Kepala Sub Bagian Tata Usaha P3DW Kota Depok, I Rinaldi Bhayangkara, mengatakan program tersebut dirancang sebagai langkah strategis untuk memperkuat koordinasi serta efektivitas pengelolaan Opsen Pajak Kendaraan Bermotor (PKB) dan Opsen Bea Balik Nama Kendaraan Bermotor (BBNKB).
“Program ini kami hadirkan sebagai upaya memperkuat koordinasi, dukungan pendanaan, serta meningkatkan efektivitas pengelolaan Opsen PKB dan Opsen BBNKB melalui mekanisme cost sharing,” ujarnya, Selasa (30/6/2026).
Menurut Rinaldi, penerapan mekanisme cost sharing diharapkan mampu mengoptimalkan potensi penerimaan pajak kendaraan bermotor di Kota Depok sehingga memberikan manfaat fiskal yang lebih besar bagi pemerintah daerah.

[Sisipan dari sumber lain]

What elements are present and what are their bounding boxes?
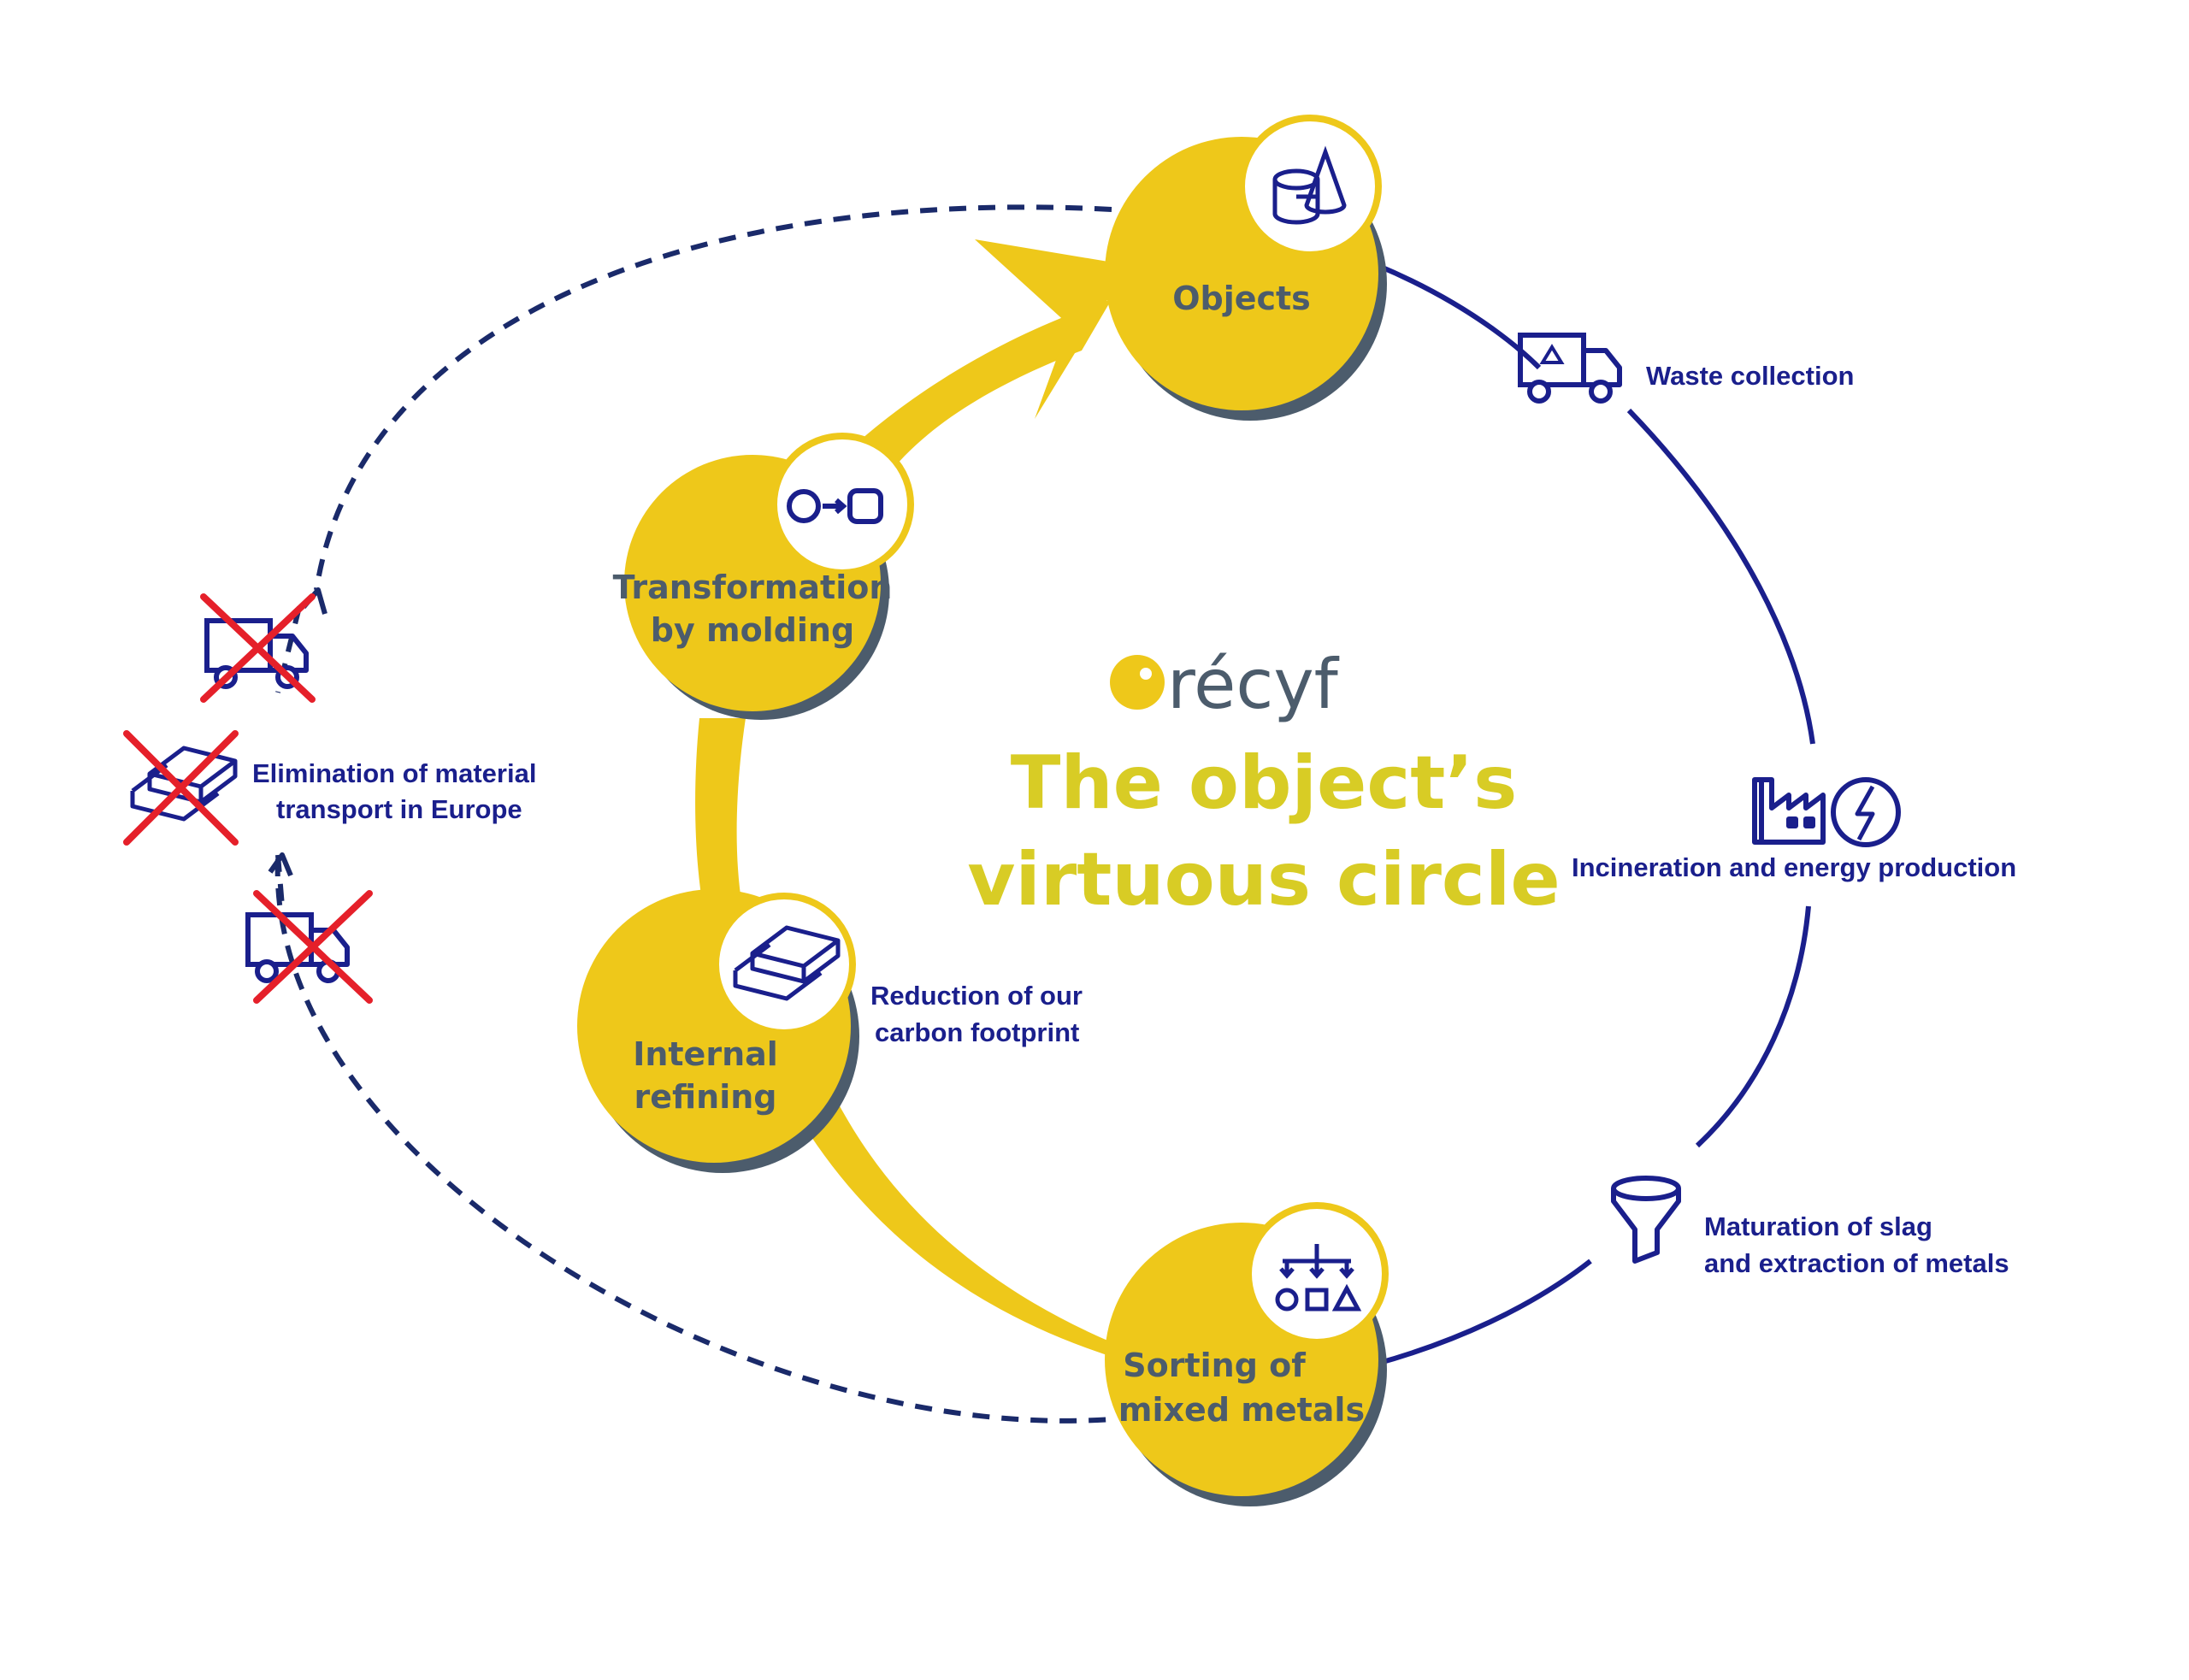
node-transformation-label-2: by molding	[651, 611, 854, 649]
logo-text: récyf	[1167, 645, 1340, 724]
crossed-truck-icon-bottom	[248, 890, 373, 1004]
node-objects-label: Objects	[1172, 280, 1311, 317]
title-line-2: virtuous circle	[967, 837, 1560, 923]
funnel-icon	[1611, 1176, 1681, 1264]
recyf-logo: récyf	[1110, 645, 1340, 724]
title-line-1: The object’s	[1011, 740, 1518, 826]
yellow-flow-band-left	[695, 718, 746, 906]
elimination-label-1: Elimination of material	[252, 758, 536, 788]
node-sorting-label-1: Sorting of	[1123, 1347, 1306, 1384]
maturation-label-1: Maturation of slag	[1704, 1211, 1932, 1241]
carbon-label-1: Reduction of our	[870, 981, 1083, 1011]
yellow-flow-band-lower	[795, 1103, 1120, 1359]
node-transformation: Transformation by molding	[613, 433, 914, 720]
yellow-flow-arrowhead	[975, 239, 1129, 419]
step-waste-collection: Waste collection	[1520, 335, 1854, 401]
maturation-label-2: and extraction of metals	[1704, 1248, 2009, 1278]
node-sorting-label-2: mixed metals	[1118, 1391, 1365, 1429]
yellow-flow-band-upper	[855, 299, 1112, 479]
transport-dashed-arc	[274, 204, 1112, 1424]
carbon-label-2: carbon footprint	[875, 1017, 1079, 1047]
crossed-bars-icon	[123, 730, 239, 846]
node-transformation-label-1: Transformation	[613, 569, 893, 606]
recycling-truck-icon	[1520, 335, 1620, 401]
elimination-label-2: transport in Europe	[276, 794, 522, 824]
node-sorting: Sorting of mixed metals	[1105, 1202, 1389, 1506]
node-refining: Internal refining	[577, 889, 859, 1173]
step-maturation: Maturation of slag and extraction of met…	[1611, 1176, 2009, 1278]
recycling-chain-arc	[1375, 262, 1815, 1366]
factory-energy-icon	[1752, 777, 1901, 847]
node-refining-label-2: refining	[634, 1078, 776, 1116]
dashed-arrowhead-lower	[268, 852, 293, 877]
sorting-icon	[1275, 1244, 1362, 1312]
step-incineration: Incineration and energy production	[1572, 777, 2016, 882]
node-refining-label-1: Internal	[633, 1035, 778, 1073]
incineration-label: Incineration and energy production	[1572, 852, 2016, 882]
transform-icon	[787, 488, 883, 524]
crossed-truck-icon-top	[200, 593, 316, 703]
shapes-icon	[1272, 145, 1347, 225]
node-objects: Objects	[1105, 115, 1387, 421]
transport-dashed-link	[275, 606, 302, 907]
waste-collection-label: Waste collection	[1646, 361, 1854, 391]
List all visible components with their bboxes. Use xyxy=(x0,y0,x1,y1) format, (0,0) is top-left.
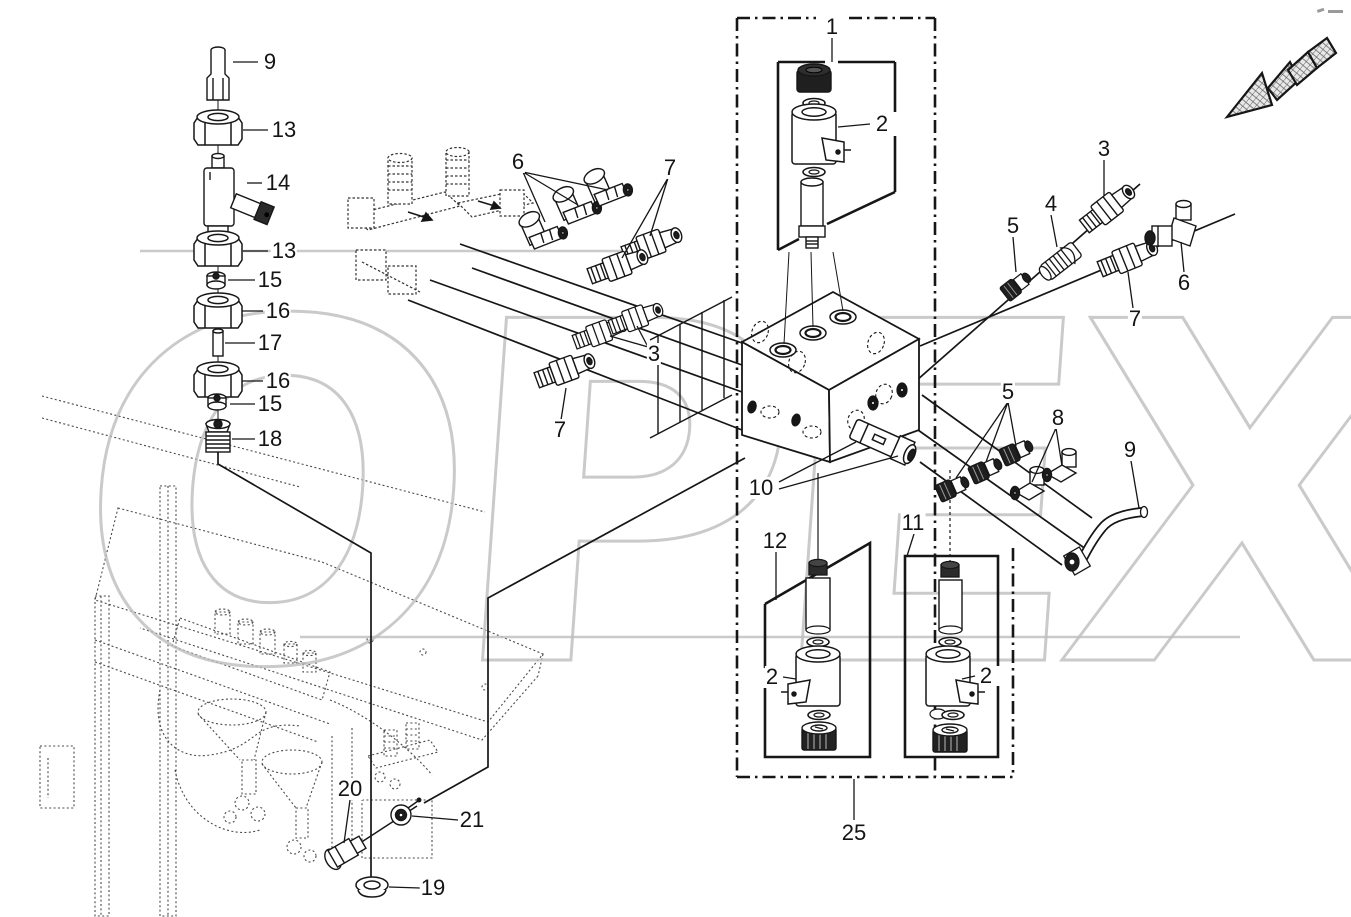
callout-5-18: 5 xyxy=(1005,213,1021,238)
part-6-elbow xyxy=(1144,199,1197,247)
part-oring xyxy=(802,166,826,178)
callout-15-4: 15 xyxy=(256,267,284,292)
callout-2-28: 2 xyxy=(978,663,994,688)
callout-2-15: 2 xyxy=(874,111,890,136)
callout-15-8: 15 xyxy=(256,391,284,416)
part-21-flange xyxy=(390,797,422,826)
part-cap xyxy=(796,63,832,93)
callout-9-23: 9 xyxy=(1122,437,1138,462)
callout-2-27: 2 xyxy=(764,664,780,689)
connector-lines xyxy=(817,470,951,564)
direction-arrow-icon xyxy=(1224,36,1338,119)
part-10-cartridge xyxy=(849,419,917,467)
callout-20-30: 20 xyxy=(336,776,364,801)
part-13-union-nut xyxy=(193,230,243,267)
callout-11-26: 11 xyxy=(900,510,926,535)
left-fitting-column xyxy=(193,46,276,453)
callout-16-5: 16 xyxy=(264,298,292,323)
callout-19-32: 19 xyxy=(419,875,447,900)
flow-arrows xyxy=(407,200,502,222)
inline-manifold xyxy=(347,146,535,295)
bottom-hardware xyxy=(324,797,422,898)
watermark-text: OPEX xyxy=(58,224,1351,771)
cartridge-stack-12 xyxy=(780,558,841,751)
part-6-elbow xyxy=(579,161,635,209)
part-17-pin xyxy=(212,328,224,357)
sub-box-top xyxy=(776,60,897,252)
watermark: OPEX xyxy=(57,222,1351,772)
callout-8-22: 8 xyxy=(1050,405,1066,430)
part-20-fitting xyxy=(324,835,367,871)
callout-16-7: 16 xyxy=(264,368,292,393)
callout-21-31: 21 xyxy=(458,807,486,832)
callout-10-24: 10 xyxy=(747,475,775,500)
part-13-union-nut xyxy=(193,109,243,146)
callout-6-19: 6 xyxy=(1176,270,1192,295)
callout-12-25: 12 xyxy=(761,528,789,553)
callout-9-0: 9 xyxy=(262,49,278,74)
callout-17-6: 17 xyxy=(256,330,284,355)
part-15-seal-ring xyxy=(206,271,226,290)
callout-1-14: 1 xyxy=(824,14,840,39)
part-coil-nut xyxy=(801,721,837,751)
machine-outline xyxy=(39,395,544,917)
part-18-threaded-fitting xyxy=(204,418,232,453)
part-16-nut xyxy=(193,292,243,329)
cartridge-stack-11 xyxy=(925,560,986,753)
sub-box-11 xyxy=(903,554,1000,759)
callout-4-17: 4 xyxy=(1043,191,1059,216)
part-cartridge-stem xyxy=(798,177,826,249)
part-19-grommet xyxy=(355,876,389,898)
callout-7-11: 7 xyxy=(662,155,678,180)
part-4-fitting xyxy=(1038,242,1082,281)
callout-7-13: 7 xyxy=(552,417,568,442)
sub-box-12 xyxy=(763,540,872,759)
part-15-seal-ring xyxy=(207,393,227,411)
part-14-metering-valve xyxy=(203,152,276,235)
callout-3-16: 3 xyxy=(1096,136,1112,161)
part-9-tube xyxy=(1062,505,1149,576)
part-16-nut xyxy=(193,361,243,398)
top-cartridge-stack xyxy=(783,63,852,345)
callout-14-2: 14 xyxy=(264,170,292,195)
callout-5-21: 5 xyxy=(1000,379,1016,404)
part-coil-nut xyxy=(932,723,968,753)
callout-18-9: 18 xyxy=(256,426,284,451)
part-2-solenoid-body xyxy=(791,103,852,165)
right-fittings xyxy=(933,178,1197,576)
callout-6-10: 6 xyxy=(510,149,526,174)
callout-25-29: 25 xyxy=(840,820,868,845)
callout-3-12: 3 xyxy=(646,341,662,366)
corner-mark xyxy=(1316,7,1343,13)
callout-7-20: 7 xyxy=(1127,306,1143,331)
valve-block xyxy=(740,290,921,467)
part-9-nozzle xyxy=(206,46,230,101)
leader-lines xyxy=(225,38,1185,889)
callout-13-1: 13 xyxy=(270,117,298,142)
callout-13-3: 13 xyxy=(270,238,298,263)
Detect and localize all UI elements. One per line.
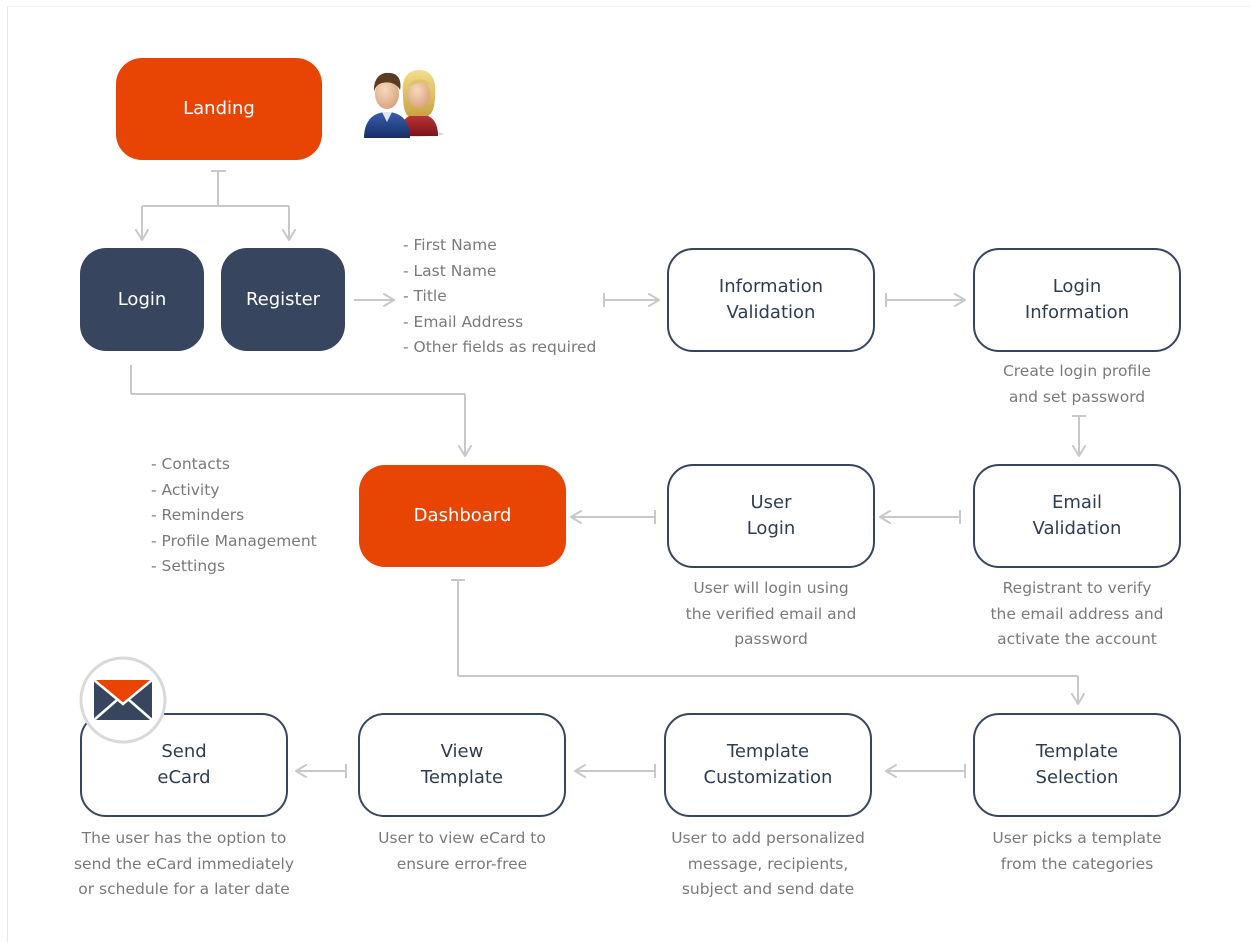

Ia menjelaskan bahwa penerimaan dari Opsen PKB dan Opsen BBNKB menjadi salah satu sumber penting dalam meningkatkan Pendapatan Asli Daerah (PAD). Semakin optimal proses pemungutan pajak kendaraan bermotor, semakin luas pula kemampuan pemerintah daerah dalam membiayai pembangunan dan meningkatkan kualitas pelayanan kepada masyarakat.
Rinaldi menambahkan, keberhasilan optimalisasi pendapatan tersebut membutuhkan sinergi yang kuat antara Pemerintah Provinsi Jawa Barat dan Pemerintah Kota Depok. Oleh karena itu, melalui NASI PENCOK, kedua pihak didorong untuk menyusun perencanaan bersama, pembagian tugas yang jelas, serta sistem monitoring dan evaluasi yang lebih terukur.
“Dengan pendekatan ini, cost sharing tidak hanya menjadi mekanisme administratif, tetapi benar-benar menjadi instrumen kerja yang mendukung peningkatan pendapatan daerah,” katanya.
Sebagai bagian dari implementasi program, P3DW Kota Depok telah menyiapkan dua instrumen utama, yaitu Dokumen Rencana Kerja Bersama Cost Sharing dan Lembar Kendali Monitoring, Evaluasi, serta Pelaporan. Kedua dokumen tersebut berfungsi sebagai pedoman dalam merencanakan, melaksanakan, memantau, dan mengevaluasi kegiatan intensifikasi maupun ekstensifikasi pemungutan pajak kendaraan bermotor secara lebih akuntabel.
Berdasarkan data yang ada, realisasi anggaran cost sharing pada Tahun Anggaran 2025 masih perlu ditingkatkan. Dari total anggaran sebesar Rp4,58 miliar, realisasinya baru mencapai sekitar 32 persen. Sementara itu, alokasi anggaran untuk Tahun Anggaran 2026 juga dinilai belum sepenuhnya sesuai dengan kebutuhan berdasarkan ketentuan yang berlaku.
Kondisi tersebut menjadi perhatian bersama agar dukungan pembiayaan terhadap kegiatan pemungutan pajak kendaraan bermotor dapat dilakukan secara lebih proporsional dan memberikan dampak yang optimal terhadap peningkatan pendapatan daerah.
Melalui implementasi NASI PENCOK, P3DW Kota Depok berharap dapat membangun sistem kerja yang lebih sinergis, terukur, dan berkelanjutan.
“Penguatan mekanisme cost sharing diharapkan mampu meningkatkan efektivitas pemungutan Opsen PKB dan Opsen BBNKB sekaligus memperbesar kontribusinya terhadap pendapatan daerah Kota Depok,” tutur Rinaldi.
Ia menegaskan, peningkatan pendapatan daerah bukan sekadar pencapaian dari sisi angka, melainkan menjadi modal penting bagi pemerintah untuk menghadirkan pelayanan publik yang lebih berkualitas, mempercepat pembangunan yang merata, serta memberikan manfaat yang lebih luas bagi masyarakat Kota Depok.